Time-gated iterative phase conjugation of reflected wave
Optics and Photonics Congress 2019
Abstract: Light energy needs to be delivered efficiently to a target object for optical bioimaging and photo-therapy. However, multiple light scattering in biological tissues reduce light energy delivered to a target object by means of wave diffusion. Here, we propose an iterative phase conjugation of the time-gated backscattered waves to enhance the efficiency of light energy delivery. Since the proposed method is much faster than the previous methods, it will facilitate the transfer of techniques to the in vivo applications.
1. Introduction
In the field of optical imaging and therapy, where light is used to diagnose or treat disease, it is important to deliver sufficient light energy to a target within the biological tissues. However, the tissues give rise to multiple light scattering and the spatial spread of the propagating waves as they are complex media composed of structures with various refractive indices. For this reason, the light energy delivered to a target object is steeply decreased with the increase of depth.

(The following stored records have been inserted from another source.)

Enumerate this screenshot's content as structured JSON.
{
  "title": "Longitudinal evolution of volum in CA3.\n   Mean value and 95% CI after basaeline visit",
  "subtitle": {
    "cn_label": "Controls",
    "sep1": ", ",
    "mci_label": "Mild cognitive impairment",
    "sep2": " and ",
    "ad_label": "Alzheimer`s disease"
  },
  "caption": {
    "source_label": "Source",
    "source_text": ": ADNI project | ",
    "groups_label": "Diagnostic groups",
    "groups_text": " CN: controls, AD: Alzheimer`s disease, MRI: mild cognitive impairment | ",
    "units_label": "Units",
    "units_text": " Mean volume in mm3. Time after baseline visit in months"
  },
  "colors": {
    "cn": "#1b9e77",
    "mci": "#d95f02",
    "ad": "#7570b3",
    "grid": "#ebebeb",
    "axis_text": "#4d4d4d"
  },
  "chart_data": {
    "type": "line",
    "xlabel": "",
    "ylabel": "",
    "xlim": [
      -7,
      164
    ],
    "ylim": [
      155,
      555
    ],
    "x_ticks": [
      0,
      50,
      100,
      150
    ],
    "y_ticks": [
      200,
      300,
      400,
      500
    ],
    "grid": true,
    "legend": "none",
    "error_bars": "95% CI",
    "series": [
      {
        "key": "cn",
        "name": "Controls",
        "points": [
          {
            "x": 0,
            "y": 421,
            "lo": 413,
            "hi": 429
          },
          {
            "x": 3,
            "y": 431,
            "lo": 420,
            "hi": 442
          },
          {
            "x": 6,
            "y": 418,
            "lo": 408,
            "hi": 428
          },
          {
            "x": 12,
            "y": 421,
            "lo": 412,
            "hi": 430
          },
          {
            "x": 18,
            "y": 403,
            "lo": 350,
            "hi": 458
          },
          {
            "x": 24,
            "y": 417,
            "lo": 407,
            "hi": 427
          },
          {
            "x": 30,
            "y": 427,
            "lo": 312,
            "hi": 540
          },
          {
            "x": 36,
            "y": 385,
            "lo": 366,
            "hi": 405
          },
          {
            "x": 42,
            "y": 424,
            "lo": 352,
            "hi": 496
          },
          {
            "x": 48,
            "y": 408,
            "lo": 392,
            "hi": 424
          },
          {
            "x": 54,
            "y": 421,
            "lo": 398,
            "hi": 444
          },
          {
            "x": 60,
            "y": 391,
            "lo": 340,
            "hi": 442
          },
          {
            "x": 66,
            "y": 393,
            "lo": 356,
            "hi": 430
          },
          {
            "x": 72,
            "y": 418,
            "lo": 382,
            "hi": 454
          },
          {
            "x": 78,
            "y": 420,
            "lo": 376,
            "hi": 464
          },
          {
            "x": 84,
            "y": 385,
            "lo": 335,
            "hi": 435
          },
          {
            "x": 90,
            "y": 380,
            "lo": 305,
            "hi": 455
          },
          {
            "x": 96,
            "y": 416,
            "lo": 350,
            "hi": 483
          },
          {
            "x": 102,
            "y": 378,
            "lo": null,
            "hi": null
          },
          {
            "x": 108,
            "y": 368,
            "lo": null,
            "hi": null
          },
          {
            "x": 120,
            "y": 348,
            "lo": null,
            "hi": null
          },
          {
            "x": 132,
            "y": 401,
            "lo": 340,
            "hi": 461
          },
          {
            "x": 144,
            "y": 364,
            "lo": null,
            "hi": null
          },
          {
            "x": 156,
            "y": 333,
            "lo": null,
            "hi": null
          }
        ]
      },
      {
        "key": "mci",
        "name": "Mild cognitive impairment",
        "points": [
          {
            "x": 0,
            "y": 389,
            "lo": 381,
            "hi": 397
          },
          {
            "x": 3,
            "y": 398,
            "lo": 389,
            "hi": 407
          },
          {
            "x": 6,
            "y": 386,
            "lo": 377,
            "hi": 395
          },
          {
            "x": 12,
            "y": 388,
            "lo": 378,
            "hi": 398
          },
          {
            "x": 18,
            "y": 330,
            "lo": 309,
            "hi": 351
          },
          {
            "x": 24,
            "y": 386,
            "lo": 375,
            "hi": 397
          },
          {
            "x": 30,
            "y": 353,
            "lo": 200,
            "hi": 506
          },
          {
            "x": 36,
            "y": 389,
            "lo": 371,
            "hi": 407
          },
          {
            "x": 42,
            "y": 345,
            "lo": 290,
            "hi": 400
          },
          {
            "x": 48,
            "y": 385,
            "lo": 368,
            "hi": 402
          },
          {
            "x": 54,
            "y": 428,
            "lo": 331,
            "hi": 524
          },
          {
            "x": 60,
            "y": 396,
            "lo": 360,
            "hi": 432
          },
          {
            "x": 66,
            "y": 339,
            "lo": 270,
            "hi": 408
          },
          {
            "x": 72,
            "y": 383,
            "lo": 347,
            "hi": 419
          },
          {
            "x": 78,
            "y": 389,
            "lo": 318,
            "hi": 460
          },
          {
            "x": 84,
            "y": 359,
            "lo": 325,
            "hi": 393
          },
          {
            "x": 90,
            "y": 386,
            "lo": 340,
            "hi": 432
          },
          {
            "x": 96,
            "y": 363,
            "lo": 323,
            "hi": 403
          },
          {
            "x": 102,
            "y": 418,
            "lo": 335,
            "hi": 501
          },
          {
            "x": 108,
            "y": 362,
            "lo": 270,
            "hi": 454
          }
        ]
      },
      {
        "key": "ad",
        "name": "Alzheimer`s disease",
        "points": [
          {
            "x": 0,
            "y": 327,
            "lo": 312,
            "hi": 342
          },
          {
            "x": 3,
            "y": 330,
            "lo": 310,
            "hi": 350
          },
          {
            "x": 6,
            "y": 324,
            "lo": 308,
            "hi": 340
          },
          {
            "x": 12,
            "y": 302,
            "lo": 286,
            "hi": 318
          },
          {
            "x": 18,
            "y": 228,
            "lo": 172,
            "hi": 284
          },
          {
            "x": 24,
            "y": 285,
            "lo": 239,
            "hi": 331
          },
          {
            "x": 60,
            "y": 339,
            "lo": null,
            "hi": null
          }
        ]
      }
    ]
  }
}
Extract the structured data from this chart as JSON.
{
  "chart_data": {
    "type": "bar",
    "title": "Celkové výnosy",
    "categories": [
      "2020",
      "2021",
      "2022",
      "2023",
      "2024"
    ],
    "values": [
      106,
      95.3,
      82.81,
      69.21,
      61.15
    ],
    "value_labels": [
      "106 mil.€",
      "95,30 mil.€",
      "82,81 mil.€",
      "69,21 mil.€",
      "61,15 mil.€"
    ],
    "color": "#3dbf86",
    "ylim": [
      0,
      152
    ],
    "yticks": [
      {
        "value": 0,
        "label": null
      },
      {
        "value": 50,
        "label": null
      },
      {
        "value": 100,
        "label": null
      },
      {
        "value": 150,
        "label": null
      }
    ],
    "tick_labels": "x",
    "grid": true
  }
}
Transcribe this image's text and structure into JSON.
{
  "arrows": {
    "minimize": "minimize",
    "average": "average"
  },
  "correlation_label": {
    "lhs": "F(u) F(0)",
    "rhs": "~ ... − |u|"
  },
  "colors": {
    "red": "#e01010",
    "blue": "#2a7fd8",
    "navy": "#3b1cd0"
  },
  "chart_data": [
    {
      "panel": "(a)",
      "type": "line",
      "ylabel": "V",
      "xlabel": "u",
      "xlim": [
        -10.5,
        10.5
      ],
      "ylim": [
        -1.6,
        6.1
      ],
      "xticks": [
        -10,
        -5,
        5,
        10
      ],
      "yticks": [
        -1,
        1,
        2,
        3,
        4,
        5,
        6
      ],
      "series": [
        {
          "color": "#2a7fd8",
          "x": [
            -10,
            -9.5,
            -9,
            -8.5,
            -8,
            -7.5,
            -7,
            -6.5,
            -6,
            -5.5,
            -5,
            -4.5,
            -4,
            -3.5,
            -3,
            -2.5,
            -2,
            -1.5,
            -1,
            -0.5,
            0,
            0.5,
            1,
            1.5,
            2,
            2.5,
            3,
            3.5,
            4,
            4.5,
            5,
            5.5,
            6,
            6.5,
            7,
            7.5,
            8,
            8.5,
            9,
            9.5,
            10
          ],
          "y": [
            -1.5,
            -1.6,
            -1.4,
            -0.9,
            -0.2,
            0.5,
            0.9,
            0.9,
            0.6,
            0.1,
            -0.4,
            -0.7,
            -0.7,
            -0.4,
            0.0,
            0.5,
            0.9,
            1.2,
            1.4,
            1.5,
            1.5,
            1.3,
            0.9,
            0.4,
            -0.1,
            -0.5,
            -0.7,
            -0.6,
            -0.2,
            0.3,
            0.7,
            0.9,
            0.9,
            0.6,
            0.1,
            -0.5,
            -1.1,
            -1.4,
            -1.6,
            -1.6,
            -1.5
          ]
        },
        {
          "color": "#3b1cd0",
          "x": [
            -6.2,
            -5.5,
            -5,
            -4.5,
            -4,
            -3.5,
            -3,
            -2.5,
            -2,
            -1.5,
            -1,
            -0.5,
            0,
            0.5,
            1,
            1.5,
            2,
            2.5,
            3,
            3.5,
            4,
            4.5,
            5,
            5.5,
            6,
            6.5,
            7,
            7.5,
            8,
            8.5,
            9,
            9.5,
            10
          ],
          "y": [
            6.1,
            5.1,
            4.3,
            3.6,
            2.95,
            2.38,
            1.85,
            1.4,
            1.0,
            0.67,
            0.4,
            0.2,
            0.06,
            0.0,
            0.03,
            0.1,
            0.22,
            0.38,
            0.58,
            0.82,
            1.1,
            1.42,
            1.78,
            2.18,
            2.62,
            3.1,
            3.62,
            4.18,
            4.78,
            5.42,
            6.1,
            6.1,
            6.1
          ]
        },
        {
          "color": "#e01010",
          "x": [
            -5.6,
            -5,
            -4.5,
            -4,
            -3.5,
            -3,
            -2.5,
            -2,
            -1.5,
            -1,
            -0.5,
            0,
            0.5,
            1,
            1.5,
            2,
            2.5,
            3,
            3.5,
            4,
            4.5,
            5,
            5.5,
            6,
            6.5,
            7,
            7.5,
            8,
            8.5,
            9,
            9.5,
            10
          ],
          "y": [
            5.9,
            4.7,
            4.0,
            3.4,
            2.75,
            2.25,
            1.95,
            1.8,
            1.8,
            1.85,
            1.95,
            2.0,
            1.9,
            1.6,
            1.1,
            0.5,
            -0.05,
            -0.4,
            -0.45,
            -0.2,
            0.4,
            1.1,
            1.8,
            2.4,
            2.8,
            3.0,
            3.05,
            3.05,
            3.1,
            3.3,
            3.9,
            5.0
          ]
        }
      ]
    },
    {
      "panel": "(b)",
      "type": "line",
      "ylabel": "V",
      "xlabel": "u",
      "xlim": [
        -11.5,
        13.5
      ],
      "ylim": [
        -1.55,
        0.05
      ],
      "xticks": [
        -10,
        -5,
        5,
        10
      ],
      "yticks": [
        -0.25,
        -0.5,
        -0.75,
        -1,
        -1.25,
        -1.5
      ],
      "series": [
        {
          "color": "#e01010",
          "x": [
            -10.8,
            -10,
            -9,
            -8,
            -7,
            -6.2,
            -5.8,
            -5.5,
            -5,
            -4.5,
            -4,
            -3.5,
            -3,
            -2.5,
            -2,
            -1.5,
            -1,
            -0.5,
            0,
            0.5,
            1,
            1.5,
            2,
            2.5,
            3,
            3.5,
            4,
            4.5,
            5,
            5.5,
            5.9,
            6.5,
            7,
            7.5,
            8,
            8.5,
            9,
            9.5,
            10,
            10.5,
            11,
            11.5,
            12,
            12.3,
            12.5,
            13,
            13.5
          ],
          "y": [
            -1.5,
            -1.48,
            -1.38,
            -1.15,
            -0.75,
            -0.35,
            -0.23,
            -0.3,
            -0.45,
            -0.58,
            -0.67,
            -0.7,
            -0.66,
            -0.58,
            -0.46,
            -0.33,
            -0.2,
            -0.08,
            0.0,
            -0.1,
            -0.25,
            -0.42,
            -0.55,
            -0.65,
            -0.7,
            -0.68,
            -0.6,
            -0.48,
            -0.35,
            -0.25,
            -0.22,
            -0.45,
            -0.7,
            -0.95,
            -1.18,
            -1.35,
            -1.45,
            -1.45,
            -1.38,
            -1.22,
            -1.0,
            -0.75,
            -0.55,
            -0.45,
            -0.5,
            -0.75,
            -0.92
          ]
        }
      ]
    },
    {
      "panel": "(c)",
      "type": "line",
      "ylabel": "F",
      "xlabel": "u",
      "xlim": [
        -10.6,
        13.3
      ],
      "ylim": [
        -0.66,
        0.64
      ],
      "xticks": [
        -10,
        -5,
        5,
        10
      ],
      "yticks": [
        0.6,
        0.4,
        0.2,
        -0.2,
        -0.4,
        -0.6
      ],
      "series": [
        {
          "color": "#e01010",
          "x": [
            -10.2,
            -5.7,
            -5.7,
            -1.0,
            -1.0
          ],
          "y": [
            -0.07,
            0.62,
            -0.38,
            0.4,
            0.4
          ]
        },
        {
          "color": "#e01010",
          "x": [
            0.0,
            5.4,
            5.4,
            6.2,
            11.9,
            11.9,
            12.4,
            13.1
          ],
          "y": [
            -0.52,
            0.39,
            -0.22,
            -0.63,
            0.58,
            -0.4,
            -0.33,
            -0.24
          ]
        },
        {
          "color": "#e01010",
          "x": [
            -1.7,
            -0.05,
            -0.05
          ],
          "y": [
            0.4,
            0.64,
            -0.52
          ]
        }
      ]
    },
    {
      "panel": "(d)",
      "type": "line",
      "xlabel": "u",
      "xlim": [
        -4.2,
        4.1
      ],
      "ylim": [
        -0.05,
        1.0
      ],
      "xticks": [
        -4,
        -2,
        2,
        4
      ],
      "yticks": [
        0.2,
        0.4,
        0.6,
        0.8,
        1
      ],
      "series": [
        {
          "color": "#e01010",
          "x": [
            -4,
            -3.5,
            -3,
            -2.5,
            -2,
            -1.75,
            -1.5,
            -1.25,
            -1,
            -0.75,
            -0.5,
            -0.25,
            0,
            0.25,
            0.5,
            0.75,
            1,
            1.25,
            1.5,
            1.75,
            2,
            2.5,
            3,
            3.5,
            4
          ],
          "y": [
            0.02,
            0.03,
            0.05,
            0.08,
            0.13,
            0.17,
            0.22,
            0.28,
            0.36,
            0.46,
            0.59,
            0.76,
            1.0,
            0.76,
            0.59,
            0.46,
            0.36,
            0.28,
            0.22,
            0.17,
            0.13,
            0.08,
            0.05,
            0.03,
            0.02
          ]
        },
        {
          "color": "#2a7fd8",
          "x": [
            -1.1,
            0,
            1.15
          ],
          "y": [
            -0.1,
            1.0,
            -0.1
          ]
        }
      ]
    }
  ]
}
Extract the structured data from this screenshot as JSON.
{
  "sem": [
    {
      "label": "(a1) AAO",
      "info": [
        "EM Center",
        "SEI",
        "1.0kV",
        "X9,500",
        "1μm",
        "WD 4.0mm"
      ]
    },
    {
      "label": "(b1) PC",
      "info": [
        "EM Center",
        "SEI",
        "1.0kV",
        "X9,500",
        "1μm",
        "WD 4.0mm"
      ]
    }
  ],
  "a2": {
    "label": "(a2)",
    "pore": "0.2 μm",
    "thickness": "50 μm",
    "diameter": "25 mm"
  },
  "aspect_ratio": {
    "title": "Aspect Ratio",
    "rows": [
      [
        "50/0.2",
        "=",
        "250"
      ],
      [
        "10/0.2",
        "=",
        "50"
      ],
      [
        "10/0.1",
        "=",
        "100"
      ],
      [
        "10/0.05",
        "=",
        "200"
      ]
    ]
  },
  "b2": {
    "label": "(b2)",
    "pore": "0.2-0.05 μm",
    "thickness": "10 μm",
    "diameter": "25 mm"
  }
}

In previous study, we proposed methods of focusing light energy on the target inside the scattering medium by controlling multiple scattering waves [1, 2]. We delivered more than 10 times light energy to the target under the mouse skull without damaging to the skull. However, previous method requires the acquisition of thousands of images to construct the matrix, and the computation time increases exponentially with the increase of view field. Therefore, it is highly vulnerable to vibrations and movements occurring during measurements and computation.
Here, we combine the phase conjugation with time-gated measurement to maximize the intensity of multiple scattering waves at the target object.
2. Experiment
2.1 Sample preparation
To demonstrate enhancing light energy delivered to the target object within a scattering medium, we placed a 10 μm-diameter silver disk embedded within 1 μm-thick polymethylmethacrylate(PMMA) layer. And, a 100 μm-thick mouse skull was placed on the silver disk target.
2.2 Experimental setup
We constructed a reflection-mode interference microscopy using an ultrafast Ti-sapphire laser (center wavelength: 780 nm, spectral bandwidth: 10 nm) as a light source. The wavefront of output beam was shaped by a spatial light modulator. We adjusted optical path length of the reference beam by a scanning mirror to choose gating time of the sample beam. A tilted reference beam was generated by a diffraction grating to measure the time-gated and complex-field images.
2.3 Experimental process
We measured backscattered field at the target flight time. Then, conjugated reflection phase was sent back to sample. By repeating this process iteratively, we found the pattern that can enhance light energy delivered to the target object.
2.4 Results
As shown in Fig.1, the intensity of time-gated reflection increased rapidly and saturated within 10 iterations. The target reflectance was over 10 times larger than initial random patterns, and the temporal response was enhanced at only target flight time as shown in Fig.2.
4. Figures
Fig.1. Reflection enhancement at the target
Fig.2. Reflection temporal response
4. Conclusion
We found the pattern of illumination that can effectively deliver energy up to the similar degree as the previous method, but with only a few rounds of image acquisitions. In doing so, the measurement time is shortened by hundreds times. In addition, since the pattern is updated at each step, the pattern changes adaptively to the vibrations or movements of sample. These advantages are expected to make the proposed method useful for real-time optical imaging or therapy.
References
[1] S. Jeong et. al., “Focusing of light energy inside a scattering medium by controlling the time-gated multiple light scattering,” Nat. Photonics, 12(5), 277-283 (2018).
[2] S. Jeong et. al.”Iterative optimization of time-gated reflectance for the different light energy delivery within scattering media”, Opt. Express, 27(8), 10936-10945 (2019).